Así habían osado despegarse de las costas, perder de vista la tierra, aventurarse en el desierto azul, avisados de la existencia de las islas por las gibas vaporosas de las montañas que se marcaban en el horizonte al ponerse el sol. Cada avance en el Mediterráneo de esta marina balbuciente había representado mayores derroches de audacia y energía que el descubrimiento de América ó el primer viaje alrededor del mundo… Estos nautas primitivos no se lanzaban solos á las aventuras del mar: eran pueblos en masa; llevaban con ellos familias y animales. Las tribus, una vez instaladas en una isla, soltaban fragmentos de su propia vida, que iban á colonizar, á través de las olas, otras tierras cercanas.
Ulises y su segundo pensaron en las grandes catástrofes ignoradas por la Historia: la tempestad sorprendiendo al éxodo navegante, las flotas enteras de rudas balsas sorbidas por el abismo en unos minutos, las familias muriendo abrazadas á sus animales domésticos cuando iban á intentar un nuevo avance de su embrionaria civilización.
Para formarse una idea de lo que eran sus pequeñas embarcaciones, Ferragut recordaba las flotas de los poemas homéricos, creadas muchos siglos después. Los vientos infundían un terror religioso á los guerreros del mar reunidos para caer sobre Troya. Sus buques permanecían encadenados un año entero en los puertos de Aulide por miedo á la hostilidad de la atmósfera, y para aplacar á las divinidades del Mediterráneo sacrificaban la vida de una virgen.
Todo era peligro y misterio en el reino de las ondas. Los abismos rugían, los peñascos ladraban, los escollos eran sirenas cantoras que iban atrayendo con su música á las naves para despedazarlas. No había isla sin dios particular, sin monstruo, sin cíclope ó sin maga urdidora de artificios. El terror era la primera divinidad de los mares. El hombre, antes de domesticar á los elementos, les tributó el más supersticioso de sus miedos.
Un factor material había influido poderosamente en los cambios de la vida mediterránea. La arena, movida al capricho de las corrientes, arruinaba á los pueblos ó los subía á la cumbre de una inesperada prosperidad. Ciudades célebres en la Historia no eran actualmente mas que calles de ruinas al pie de un montículo coronado por los restos de un castillo fenicio, romano, bizantino, sarraceno ó del tiempo de las Cruzadas. En otros siglos habían sido puertos famosos: ante sus muros se libraron batallas navales. Ahora, desde su derruida acrópolis apenas se alcanzaba á ver el Mediterráneo como una leve faja azul al final de la llanura baja y pantanosa. La arena había alejado el antiguo puerto del mar con una distancia de leguas… En cambio, ciudades de tierra adentro pasaban á ser lugares de embarque, por la continua perforación de las olas que iban á encontrarlas.

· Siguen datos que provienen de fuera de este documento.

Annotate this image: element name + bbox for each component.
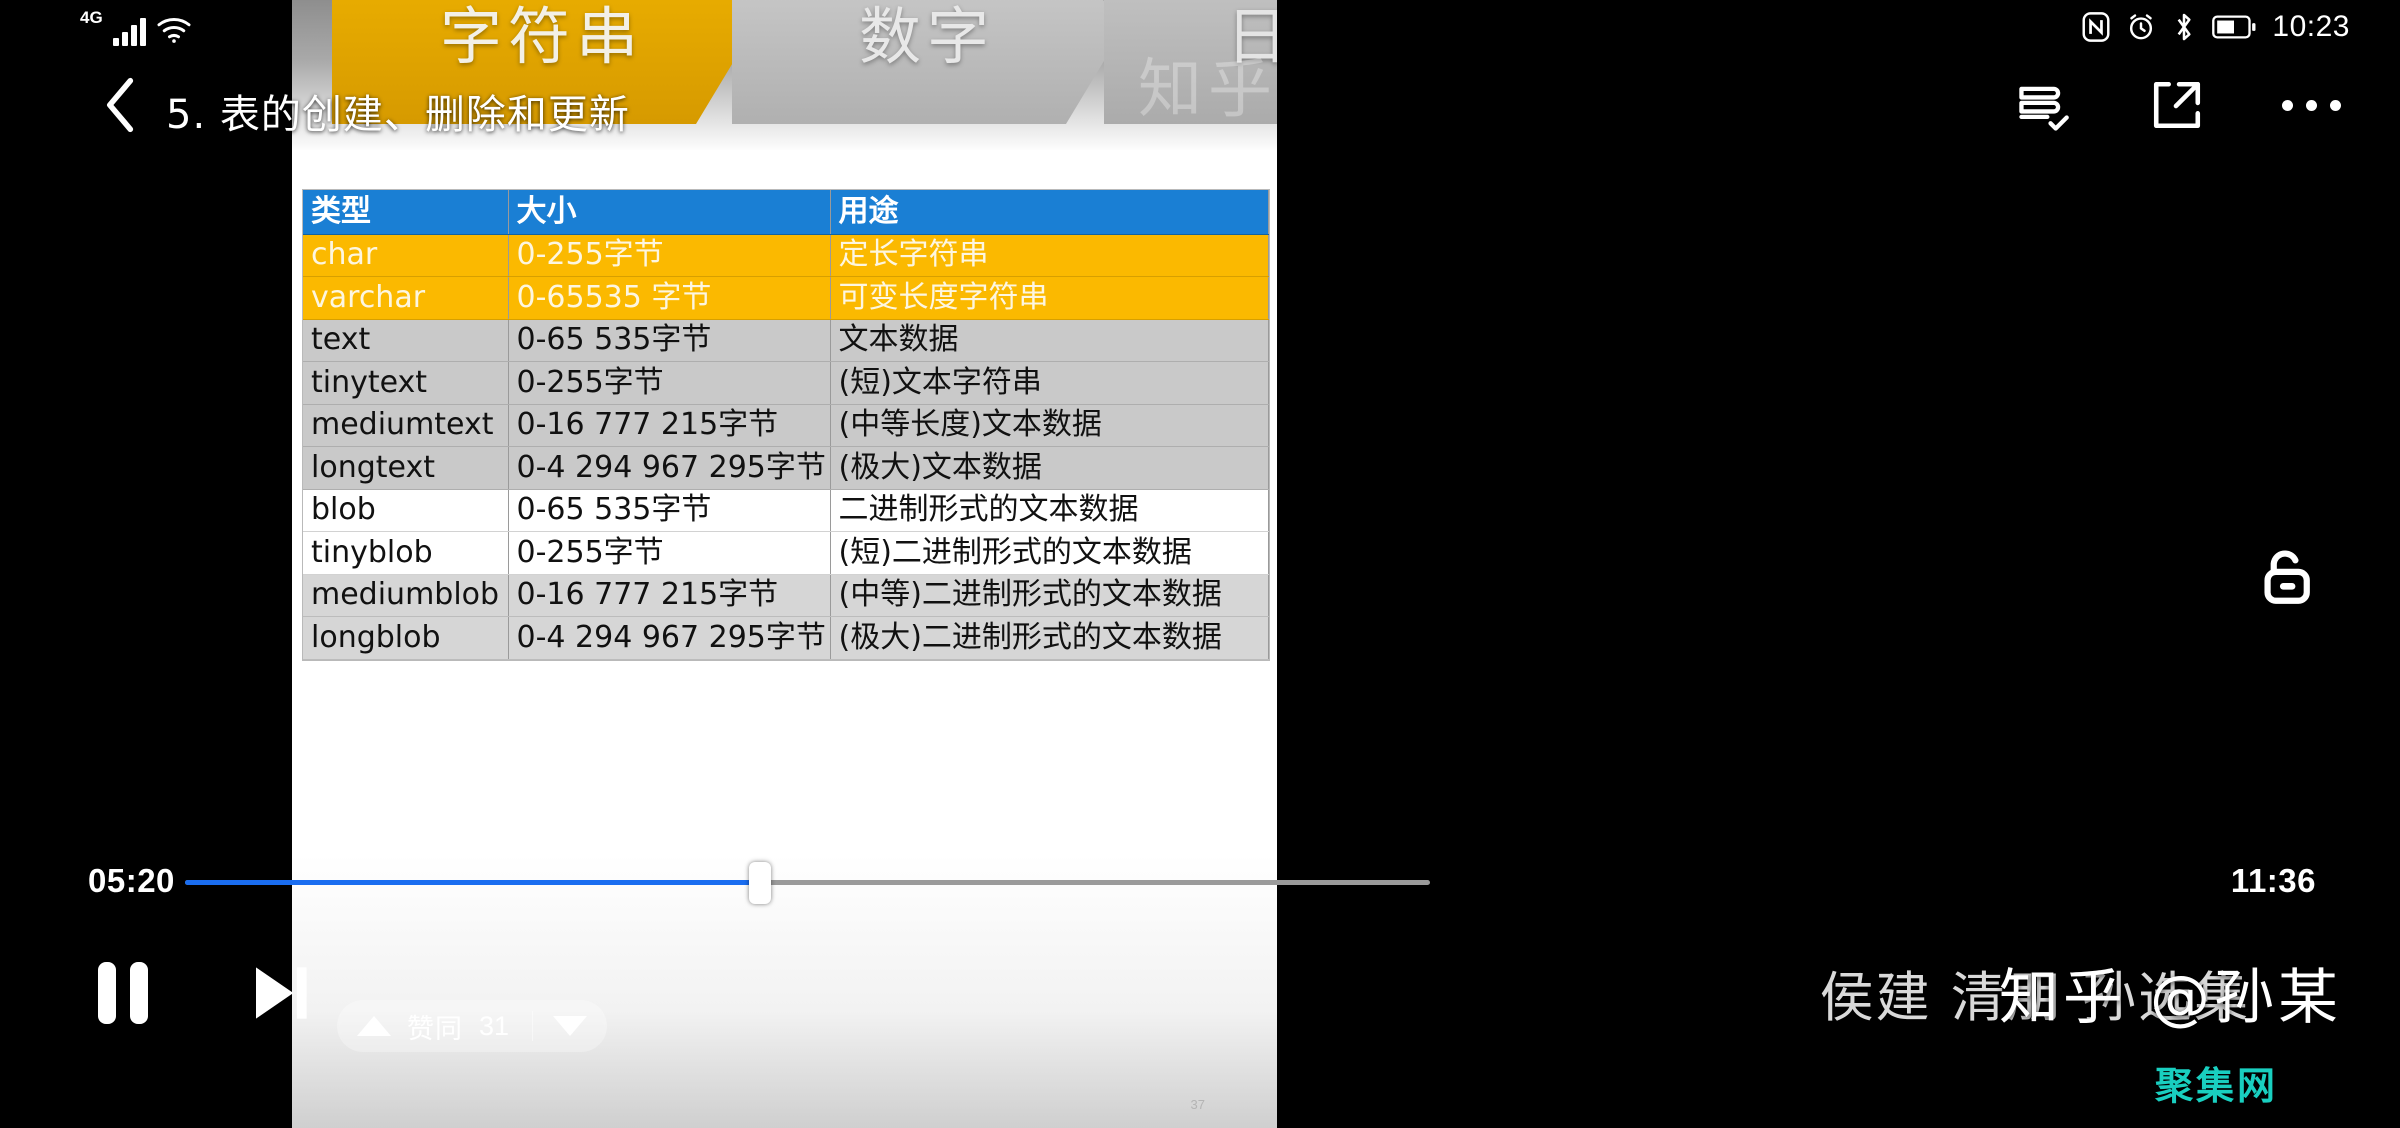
nav-actions (2008, 70, 2346, 140)
seek-bar-thumb[interactable] (749, 862, 771, 904)
cell-type: mediumblob (303, 574, 508, 617)
cell-size: 0-65 535字节 (508, 319, 830, 362)
pause-icon (98, 962, 148, 1024)
downvote-button[interactable] (533, 1016, 607, 1036)
upvote-label: 赞同 (407, 1007, 463, 1046)
cell-type: longblob (303, 617, 508, 660)
table-row: varchar0-65535 字节可变长度字符串 (303, 277, 1268, 320)
pause-button[interactable] (80, 950, 166, 1036)
cell-use: (短)文本字符串 (830, 362, 1268, 405)
upvote-button[interactable]: 赞同 31 (337, 1007, 532, 1046)
nfc-icon (2082, 12, 2110, 42)
seek-bar-fill (185, 880, 760, 885)
table-row: blob0-65 535字节二进制形式的文本数据 (303, 489, 1268, 532)
network-type-label: 4G (80, 8, 103, 28)
column-header-use: 用途 (830, 190, 1268, 234)
cell-type: longtext (303, 447, 508, 490)
cell-type: tinytext (303, 362, 508, 405)
cell-type: blob (303, 489, 508, 532)
cell-size: 0-65535 字节 (508, 277, 830, 320)
chevron-left-icon (104, 77, 138, 133)
collect-button[interactable] (2008, 70, 2078, 140)
lock-open-icon (2251, 543, 2313, 609)
cell-use: (中等长度)文本数据 (830, 404, 1268, 447)
cell-type: tinyblob (303, 532, 508, 575)
column-header-size: 大小 (508, 190, 830, 234)
bluetooth-icon (2172, 11, 2196, 43)
video-surface[interactable]: 字符串 数字 日期 类型 大小 用途 char0-255字节定长字符串varch… (292, 0, 1277, 1128)
cell-use: 二进制形式的文本数据 (830, 489, 1268, 532)
table-row: char0-255字节定长字符串 (303, 234, 1268, 277)
total-time-label: 11:36 (2146, 862, 2316, 900)
cell-size: 0-255字节 (508, 234, 830, 277)
cell-size: 0-4 294 967 295字节 (508, 447, 830, 490)
data-types-table: 类型 大小 用途 char0-255字节定长字符串varchar0-65535 … (303, 190, 1269, 660)
alarm-icon (2126, 12, 2156, 42)
cell-use: (极大)二进制形式的文本数据 (830, 617, 1268, 660)
cell-use: (极大)文本数据 (830, 447, 1268, 490)
screen-lock-button[interactable] (2234, 528, 2330, 624)
cell-size: 0-4 294 967 295字节 (508, 617, 830, 660)
next-track-icon (242, 958, 312, 1028)
cell-size: 0-65 535字节 (508, 489, 830, 532)
cell-size: 0-16 777 215字节 (508, 574, 830, 617)
table-row: mediumblob0-16 777 215字节(中等)二进制形式的文本数据 (303, 574, 1268, 617)
table-row: longtext0-4 294 967 295字节(极大)文本数据 (303, 447, 1268, 490)
seek-bar-track[interactable] (185, 880, 1430, 885)
status-bar-right: 10:23 (2082, 10, 2350, 44)
cell-size: 0-255字节 (508, 362, 830, 405)
cell-use: 可变长度字符串 (830, 277, 1268, 320)
status-bar-clock: 10:23 (2272, 10, 2350, 44)
table-row: longblob0-4 294 967 295字节(极大)二进制形式的文本数据 (303, 617, 1268, 660)
vote-pill: 赞同 31 (337, 1000, 607, 1052)
slide-page-number: 37 (1191, 1097, 1205, 1112)
top-navigation-bar: 5. 表的创建、删除和更新 (0, 62, 2400, 152)
battery-icon (2212, 15, 2256, 39)
author-watermark: 知乎 @孙某 (1999, 949, 2342, 1036)
column-header-type: 类型 (303, 190, 508, 234)
table-row: tinyblob0-255字节(短)二进制形式的文本数据 (303, 532, 1268, 575)
cell-type: varchar (303, 277, 508, 320)
cell-use: (中等)二进制形式的文本数据 (830, 574, 1268, 617)
status-bar: 4G (0, 0, 2400, 60)
page-title: 5. 表的创建、删除和更新 (166, 82, 630, 140)
cell-size: 0-255字节 (508, 532, 830, 575)
status-bar-left: 4G (80, 8, 192, 46)
table-row: mediumtext0-16 777 215字节(中等长度)文本数据 (303, 404, 1268, 447)
wifi-icon (156, 16, 192, 44)
table-row: tinytext0-255字节(短)文本字符串 (303, 362, 1268, 405)
cell-type: text (303, 319, 508, 362)
back-button[interactable] (92, 70, 150, 140)
collect-icon (2015, 77, 2071, 133)
cell-use: 文本数据 (830, 319, 1268, 362)
triangle-down-icon (553, 1016, 587, 1036)
cell-use: 定长字符串 (830, 234, 1268, 277)
cell-type: char (303, 234, 508, 277)
next-button[interactable] (234, 950, 320, 1036)
more-button[interactable] (2276, 70, 2346, 140)
transport-controls (80, 950, 320, 1036)
share-icon (2150, 78, 2204, 132)
table-header-row: 类型 大小 用途 (303, 190, 1268, 234)
cell-use: (短)二进制形式的文本数据 (830, 532, 1268, 575)
cell-size: 0-16 777 215字节 (508, 404, 830, 447)
video-player-screen: 字符串 数字 日期 类型 大小 用途 char0-255字节定长字符串varch… (0, 0, 2400, 1128)
table-row: text0-65 535字节文本数据 (303, 319, 1268, 362)
upvote-count: 31 (479, 1011, 509, 1042)
cell-type: mediumtext (303, 404, 508, 447)
more-icon (2282, 100, 2341, 111)
share-button[interactable] (2142, 70, 2212, 140)
seek-bar-row: 05:20 11:36 (0, 857, 2400, 909)
site-watermark: 聚集网 (2155, 1055, 2278, 1110)
triangle-up-icon (357, 1016, 391, 1036)
signal-bars-icon (113, 16, 146, 46)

La maldad de los hombres había imitado la obra destructora de la Naturaleza. Cuando una república marítima vencía á otra república rival, lo primero que pensaba era en obstruir su puerto con arena y piedras, en torcer el curso de las aguas, para que se convirtiese en ciudad terrestre, perdiendo sus flotas y su tráfico. Los genoveses, triunfadores de los pisanos, cegaban su puerto con las arenas del Arno, y la ciudad de los primeros conquistadores de Mallorca, de los navegantes á Tierra Santa, de los caballeros de San Esteban, guardianes del Mediterráneo, pasaba á ser Pisa la muerta, población que sólo de oídas conoce el mar.
– La arena – terminaba diciendo Ferragut – ha cambiado en el Mediterráneo las rutas comerciales y los destinos históricos.
De cuantos hechos habían tenido por escenario el mare nostrum, el más famoso para el capitán era la inaudita expedición de los almogávares á Oriente, la epopeya de Roger de Flor, que él conocía desde pequeño por los relatos del poeta Labarta, del Tritón y del pobre secretario de pueblo que soñaba á todas horas con las grandezas pretéritas de la marina de Cataluña.
Todo el mundo hablaba en aquellos meses del bloqueo de los Dardanelos. Los buques que surcaban el Mediterráneo, lo mismo los mercantes que los de guerra, trabajaban para la gran operación militar que se iba desarrollando frente á Gallípoli. El nombre del largo callejón marítimo que separa Europa de Asia estaba en todas las bocas. Las miradas de los humanos convergían en este punto, lo mismo que en los remotos siglos de la guerra de Troya.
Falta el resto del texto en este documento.